Presenter:Ilene S. Schwartz, PhD, University of Washington, Full Professor, Area Chair - Dr. Schwartz co-wrote the book entitled, The Exceptional Child: Inclusion in Early Childhood Education (1996). She researches the social relationships of children with disabilities and early childhood education. Her research also includes studies of autism, effective classroom-based instructional strategies, and factors that affect the acceptability and sustainability of educational interventions. Dr. Schwartz is the co-creator of the DATA Project at the University of Washington lab school. Currently, Dr. Schwartz is the Principal Investigator for the Professional Development in Autism (PDA) Center. The PDA center is a federally funded grant which provides training to educators and administrators throughout the country.
 
The Professional Development in Autism (PDA) Center is looking for a few good programs that is programs that are meeting the challenge of providing effective services to students with ASD. The purpose of this session is to identifying school districts and other public agencies that are providing effective services to students with ASD (age birth to 21) and their families. We are asking providers and consumers to nominate these agencies and come to this session to share their stories.
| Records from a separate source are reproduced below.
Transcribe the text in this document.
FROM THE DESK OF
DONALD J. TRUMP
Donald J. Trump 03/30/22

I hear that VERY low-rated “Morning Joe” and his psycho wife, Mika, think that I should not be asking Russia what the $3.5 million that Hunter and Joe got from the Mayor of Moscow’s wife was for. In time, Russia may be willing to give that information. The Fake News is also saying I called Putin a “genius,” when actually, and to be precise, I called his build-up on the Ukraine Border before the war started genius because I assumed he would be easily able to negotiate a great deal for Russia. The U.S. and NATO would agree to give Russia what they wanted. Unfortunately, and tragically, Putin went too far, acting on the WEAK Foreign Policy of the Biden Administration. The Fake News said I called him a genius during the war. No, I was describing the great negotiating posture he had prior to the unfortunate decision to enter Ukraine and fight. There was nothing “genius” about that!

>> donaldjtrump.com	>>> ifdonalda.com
The session will be run as a focus group providing all participants with an opportunity to share the story of their successful program. We hope to learn more about effective services in public programs by studying these success stories. Our goal is to identify the common characteristics of these successful program and share them with other program to help increase the capacity of all public school programs to meet the needs of students with ASD and their families.